Consensus-Robust Transfer Attacks via Parameter and Representation Perturbations

NeurIPS 2025 |

Adversarial attacks threaten the reliability of deep neural networks, particularly in black-box settings where transferability is essential. However, existing transfer-based attacks often fail when the target model’s architecture or training diverges from the surrogate, due to decision-boundary variation and representation drift. We introduce CORTA, a consensus-robust transfer attack that explicitly models these two sources of transfer failure as parameter and representation perturbations on the surrogate model. We formalize transferability as a distributionally robust optimization (DRO) problem over an uncertainty set of plausible targets, and provide efficient first-order approximations with theoretical guarantees.
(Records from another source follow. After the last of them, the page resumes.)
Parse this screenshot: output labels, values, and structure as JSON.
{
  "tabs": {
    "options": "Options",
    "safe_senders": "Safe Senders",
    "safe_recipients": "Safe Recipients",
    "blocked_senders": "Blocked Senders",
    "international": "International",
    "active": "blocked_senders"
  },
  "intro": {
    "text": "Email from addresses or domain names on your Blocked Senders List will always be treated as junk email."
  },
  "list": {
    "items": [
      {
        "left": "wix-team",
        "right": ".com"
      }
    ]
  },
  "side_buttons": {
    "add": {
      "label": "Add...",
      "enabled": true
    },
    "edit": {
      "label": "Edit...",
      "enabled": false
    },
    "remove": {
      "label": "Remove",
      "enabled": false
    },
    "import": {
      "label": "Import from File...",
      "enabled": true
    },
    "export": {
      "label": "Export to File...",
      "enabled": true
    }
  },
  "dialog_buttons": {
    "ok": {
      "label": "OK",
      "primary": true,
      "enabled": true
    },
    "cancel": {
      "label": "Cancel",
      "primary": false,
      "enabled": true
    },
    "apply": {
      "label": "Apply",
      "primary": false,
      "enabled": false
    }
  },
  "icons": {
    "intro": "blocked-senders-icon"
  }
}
CORTA enforces consensus misclassification by jointly regularizing parameter sensitivity and promoting robustness to feature blending on the surrogate. Extensive experiments on ImageNet and CIFAR-100 show that CORTA consistently outperforms state-of-the-art transfer-based black-box attacks, including ensemble methods, across both convolutional and transformer architectures. For example, when transferring from ResNet-18 to Swin-B on CIFAR-100, CORTA achieves a 19.1\% higher transfer success rate than the strongest baseline. Our approach establishes a new benchmark for robust black-box adversarial evaluation.